Of course, we hope microfinance is succeeding with flying colors on development-as-impact. But for those who would learn from it, the history of foreign aid teaches humility. And the limits to human understanding of social phenomena like the provision of microfinance are more severe than many realize. The impact of outsiders' aid is rarely so dramatic as to be easily measured. In the face of such limits, we will often need to fall back on the first two definitions in judging microfinance and comparing it to other things that donors and socially minded investors could do with their money.

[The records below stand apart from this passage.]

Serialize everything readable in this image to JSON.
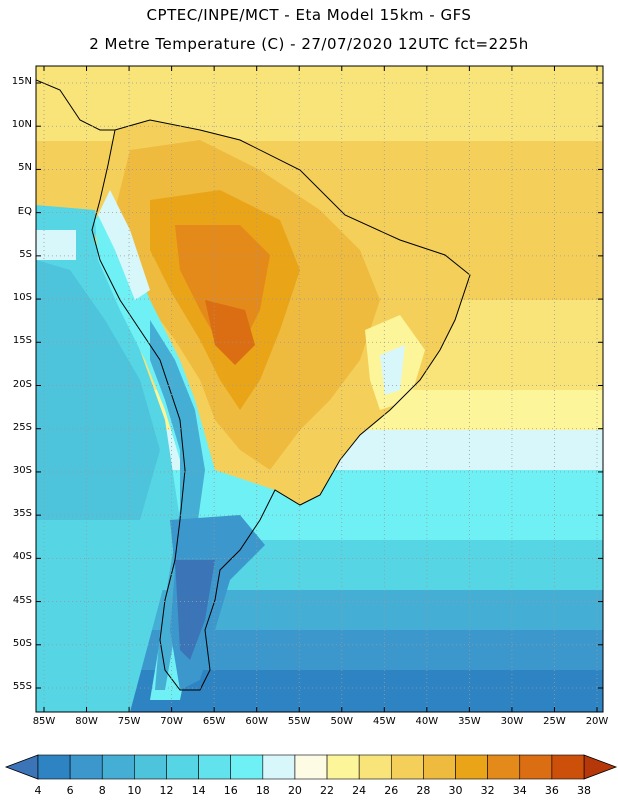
{
  "header": {
    "line1": "CPTEC/INPE/MCT -  Eta Model 15km - GFS",
    "line2": "2 Metre Temperature (C) - 27/07/2020 12UTC fct=225h"
  },
  "map": {
    "lat_labels": [
      "15N",
      "10N",
      "5N",
      "EQ",
      "5S",
      "10S",
      "15S",
      "20S",
      "25S",
      "30S",
      "35S",
      "40S",
      "45S",
      "50S",
      "55S"
    ],
    "lon_labels": [
      "85W",
      "80W",
      "75W",
      "70W",
      "65W",
      "60W",
      "55W",
      "50W",
      "45W",
      "40W",
      "35W",
      "30W",
      "25W",
      "20W"
    ],
    "lon_range_deg": [
      -85,
      -20
    ],
    "lat_range_deg": [
      -58,
      16
    ]
  },
  "colorbar": {
    "labels": [
      "4",
      "6",
      "8",
      "10",
      "12",
      "14",
      "16",
      "18",
      "20",
      "22",
      "24",
      "26",
      "28",
      "30",
      "32",
      "34",
      "36",
      "38"
    ],
    "colors": [
      "#3c74b8",
      "#2e83c2",
      "#3b97cc",
      "#45aed4",
      "#4dc3dc",
      "#56d5e4",
      "#61e2ec",
      "#6ff0f4",
      "#d8f7fb",
      "#fdfbe4",
      "#fdf59a",
      "#f8e479",
      "#f4d05b",
      "#eebb3f",
      "#eaa418",
      "#e38a1a",
      "#db6d12",
      "#cc4f0a",
      "#b6370a"
    ]
  },
  "icons": [
    "colorbar-left-arrow-icon",
    "colorbar-right-arrow-icon"
  ]
}
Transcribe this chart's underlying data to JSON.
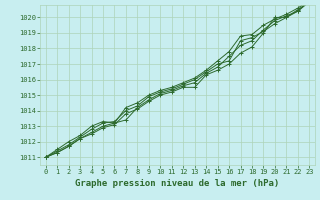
{
  "title": "Graphe pression niveau de la mer (hPa)",
  "bg_color": "#c8eef0",
  "grid_color": "#aed4b8",
  "line_color": "#2d6a2d",
  "xlim": [
    -0.5,
    23.5
  ],
  "ylim": [
    1010.5,
    1020.8
  ],
  "yticks": [
    1011,
    1012,
    1013,
    1014,
    1015,
    1016,
    1017,
    1018,
    1019,
    1020
  ],
  "xticks": [
    0,
    1,
    2,
    3,
    4,
    5,
    6,
    7,
    8,
    9,
    10,
    11,
    12,
    13,
    14,
    15,
    16,
    17,
    18,
    19,
    20,
    21,
    22,
    23
  ],
  "series": [
    [
      1011.0,
      1011.3,
      1011.7,
      1012.2,
      1012.5,
      1012.9,
      1013.1,
      1013.8,
      1014.1,
      1014.6,
      1015.0,
      1015.2,
      1015.5,
      1015.5,
      1016.3,
      1016.6,
      1017.0,
      1017.7,
      1018.1,
      1019.0,
      1020.0,
      1020.0,
      1020.4,
      1021.1
    ],
    [
      1011.0,
      1011.3,
      1011.7,
      1012.2,
      1012.6,
      1013.0,
      1013.2,
      1013.4,
      1014.2,
      1014.7,
      1015.1,
      1015.3,
      1015.6,
      1015.8,
      1016.4,
      1016.8,
      1017.5,
      1018.2,
      1018.5,
      1019.2,
      1019.8,
      1020.1,
      1020.4,
      1021.0
    ],
    [
      1011.0,
      1011.4,
      1011.8,
      1012.3,
      1012.8,
      1013.2,
      1013.3,
      1014.0,
      1014.3,
      1014.9,
      1015.2,
      1015.4,
      1015.7,
      1016.0,
      1016.5,
      1017.0,
      1017.2,
      1018.5,
      1018.7,
      1019.1,
      1019.6,
      1020.0,
      1020.5,
      1021.0
    ],
    [
      1011.0,
      1011.5,
      1012.0,
      1012.4,
      1013.0,
      1013.3,
      1013.2,
      1014.2,
      1014.5,
      1015.0,
      1015.3,
      1015.5,
      1015.8,
      1016.1,
      1016.6,
      1017.2,
      1017.8,
      1018.8,
      1018.9,
      1019.5,
      1019.9,
      1020.2,
      1020.6,
      1021.1
    ]
  ]
}
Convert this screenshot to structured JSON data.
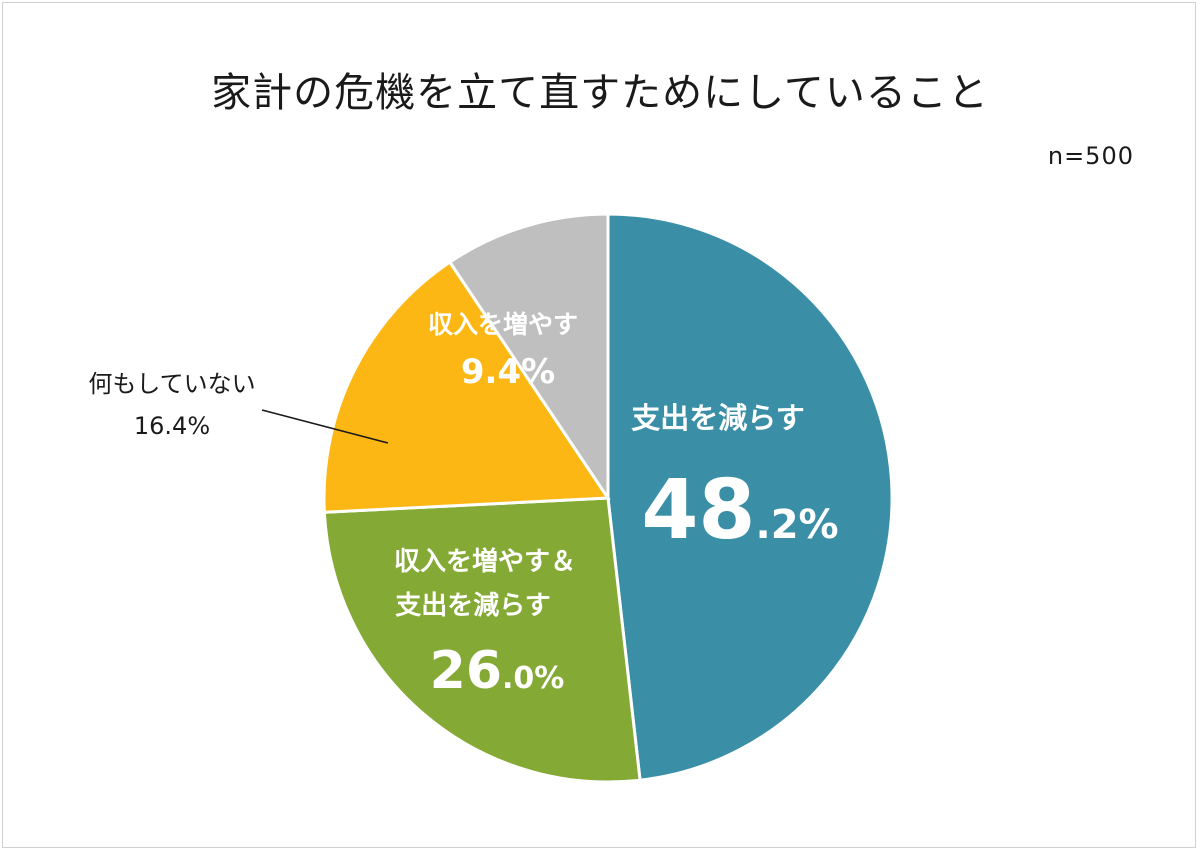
{
  "title": "家計の危機を立て直すためにしていること",
  "sample_size": "n=500",
  "chart_data": {
    "type": "pie",
    "title": "家計の危機を立て直すためにしていること",
    "slices": [
      {
        "name": "支出を減らす",
        "value": 48.2,
        "display_int": "48",
        "display_dec": ".2%",
        "color": "#3a8fa6"
      },
      {
        "name": "収入を増やす＆支出を減らす",
        "name_lines": [
          "収入を増やす＆",
          "支出を減らす"
        ],
        "value": 26.0,
        "display_int": "26",
        "display_dec": ".0%",
        "color": "#84a934"
      },
      {
        "name": "何もしていない",
        "value": 16.4,
        "display": "16.4%",
        "color": "#fdb714"
      },
      {
        "name": "収入を増やす",
        "value": 9.4,
        "display": "9.4%",
        "color": "#bfbfbf"
      }
    ]
  }
}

Falling back on the first two perspectives forces two bottom-line questions, one of fact, one of morality. Compartamos clearly scores high on institution-building. But is it increasing clients' freedom, their financial maneuvering room? Robert Cull, David McKenzie, and Christopher Woodruff found that Mexican micro-entrepreneurs earn 20–33% per month on additional capital -- 790-3000% a year! -- so borrowers may well get ahead even when paying 100%. But that is the average. Tough questions anyone judging Compartamos must ask are: What percentage of clients borrow only to see businesses fall flat, landing them in catastrophic debt trouble? And how low should that number be to make 100%/year credit a good thing overall?